How to Freeze Sliced Sandwich Bread and Hamburger Buns
Soft, squishy baked goods like sliced sandwich bread, hamburger buns and hotdog buns are quite durable. They'll last much longer at room temperature than a crusty bakery-style loaf will, but you still run the risk of slices getty moldy or going stale. Luckily these items freeze very well right in their packaging — just make sure the bag is tightly sealed. For added protection, put the package in a resealable freezer bag and store for up to 3 months. Thaw on the counter.
How to Freeze Cakes
Whether you are baking cake layers in advance of a big celebration or simply have leftover birthday cake, freezing is a breeze. For unassembled, undecorated cake layers or loaf cakes such as pound cake or a bundt, first make sure they are completely cool. Wrap each item tightly in several layers of plastic wrap, followed by a layer of aluminum foil. Label and date to prevent confusion later, then place in individual freezer bags or a freezer-safe container. They'll keep for 1 to 2 months this way. When freezing, place cakes on a level, uncluttered surface so they don't get crushed by other frozen goods.
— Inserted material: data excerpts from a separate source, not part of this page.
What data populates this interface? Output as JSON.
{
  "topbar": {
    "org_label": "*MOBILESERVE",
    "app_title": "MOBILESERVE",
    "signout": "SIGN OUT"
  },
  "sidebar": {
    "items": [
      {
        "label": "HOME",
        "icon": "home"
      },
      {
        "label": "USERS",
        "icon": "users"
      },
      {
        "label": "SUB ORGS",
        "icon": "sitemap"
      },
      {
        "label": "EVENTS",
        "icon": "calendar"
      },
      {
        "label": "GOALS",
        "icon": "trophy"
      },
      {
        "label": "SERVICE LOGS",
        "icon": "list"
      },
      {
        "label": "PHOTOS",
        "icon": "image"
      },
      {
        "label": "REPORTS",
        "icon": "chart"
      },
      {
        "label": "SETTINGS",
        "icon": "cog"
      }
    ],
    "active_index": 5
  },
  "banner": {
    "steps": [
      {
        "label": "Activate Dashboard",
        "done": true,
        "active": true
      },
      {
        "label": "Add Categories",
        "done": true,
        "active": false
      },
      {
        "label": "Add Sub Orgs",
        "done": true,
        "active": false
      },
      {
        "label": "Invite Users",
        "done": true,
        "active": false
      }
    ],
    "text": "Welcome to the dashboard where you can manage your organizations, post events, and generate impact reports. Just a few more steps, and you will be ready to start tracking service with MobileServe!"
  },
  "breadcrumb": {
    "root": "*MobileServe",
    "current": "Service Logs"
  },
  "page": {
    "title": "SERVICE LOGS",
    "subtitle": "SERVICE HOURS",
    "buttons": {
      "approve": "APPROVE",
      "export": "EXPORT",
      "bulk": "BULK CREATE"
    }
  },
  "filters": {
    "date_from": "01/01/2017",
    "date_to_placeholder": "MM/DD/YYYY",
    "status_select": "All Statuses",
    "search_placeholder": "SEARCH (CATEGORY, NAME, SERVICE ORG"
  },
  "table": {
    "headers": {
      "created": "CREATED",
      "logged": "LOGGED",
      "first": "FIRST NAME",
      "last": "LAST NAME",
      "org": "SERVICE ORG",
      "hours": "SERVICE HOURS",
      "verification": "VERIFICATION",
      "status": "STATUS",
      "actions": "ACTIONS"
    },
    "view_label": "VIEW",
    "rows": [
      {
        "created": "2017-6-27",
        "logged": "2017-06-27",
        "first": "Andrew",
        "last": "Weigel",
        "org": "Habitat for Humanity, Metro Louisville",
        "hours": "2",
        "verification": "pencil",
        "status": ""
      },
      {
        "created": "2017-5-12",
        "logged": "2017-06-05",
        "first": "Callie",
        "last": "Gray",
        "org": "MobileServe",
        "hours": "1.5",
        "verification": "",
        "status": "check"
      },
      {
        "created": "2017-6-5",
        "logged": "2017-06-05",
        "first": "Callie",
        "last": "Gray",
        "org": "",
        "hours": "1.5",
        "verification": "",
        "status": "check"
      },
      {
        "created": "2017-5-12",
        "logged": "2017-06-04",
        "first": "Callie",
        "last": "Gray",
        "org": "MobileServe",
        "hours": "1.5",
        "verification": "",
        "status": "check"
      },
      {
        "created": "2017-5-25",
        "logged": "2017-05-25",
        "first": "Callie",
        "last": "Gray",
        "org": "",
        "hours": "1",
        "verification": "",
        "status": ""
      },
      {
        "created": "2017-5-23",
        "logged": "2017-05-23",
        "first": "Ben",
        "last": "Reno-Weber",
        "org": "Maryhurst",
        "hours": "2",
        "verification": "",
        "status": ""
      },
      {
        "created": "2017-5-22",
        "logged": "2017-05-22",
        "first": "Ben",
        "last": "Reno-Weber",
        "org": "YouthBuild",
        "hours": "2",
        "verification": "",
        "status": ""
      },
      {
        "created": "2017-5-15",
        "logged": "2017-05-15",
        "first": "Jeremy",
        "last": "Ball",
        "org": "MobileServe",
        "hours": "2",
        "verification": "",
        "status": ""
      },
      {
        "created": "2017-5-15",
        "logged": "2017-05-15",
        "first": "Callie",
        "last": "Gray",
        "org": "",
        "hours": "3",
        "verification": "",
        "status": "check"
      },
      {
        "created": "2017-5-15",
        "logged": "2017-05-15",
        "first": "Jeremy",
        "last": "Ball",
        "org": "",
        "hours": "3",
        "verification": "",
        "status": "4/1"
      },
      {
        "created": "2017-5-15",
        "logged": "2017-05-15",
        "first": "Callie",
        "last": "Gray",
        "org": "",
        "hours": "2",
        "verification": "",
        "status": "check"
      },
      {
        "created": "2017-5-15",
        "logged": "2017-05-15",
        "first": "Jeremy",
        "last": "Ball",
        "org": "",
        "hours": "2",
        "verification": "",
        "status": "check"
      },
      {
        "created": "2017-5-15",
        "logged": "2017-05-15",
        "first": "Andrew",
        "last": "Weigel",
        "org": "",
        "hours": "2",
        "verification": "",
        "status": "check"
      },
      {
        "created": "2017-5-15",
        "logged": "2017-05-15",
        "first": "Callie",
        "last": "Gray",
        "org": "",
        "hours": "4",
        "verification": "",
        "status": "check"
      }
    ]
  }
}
Thaw the layers for about an hour at room temperature before assembling your cake — the slightly frozen layers are actually easier to work with.
Decorated whole and sliced cakes can also be frozen with success. If your cake is frosted, set it on a baking sheet, unwrapped, and place in the freezer until frozen solid — at least 4 to 6 hours. When it is completely frozen, wrap the cake in a layer of plastic wrap followed by a layer of aluminum foil. Label and date it. To prevent damage during storage, we recommend placing the wrapped cake inside a sturdy freezer-safe container so it can't bump against other frozen goods. To thaw, unwrap the cake before allowing it to defrost in the refrigerator.
For cake slices, freeze them, unwrapped, on a baking sheet. Wrap individually with plastic and foil, and store in a freezer-safe container.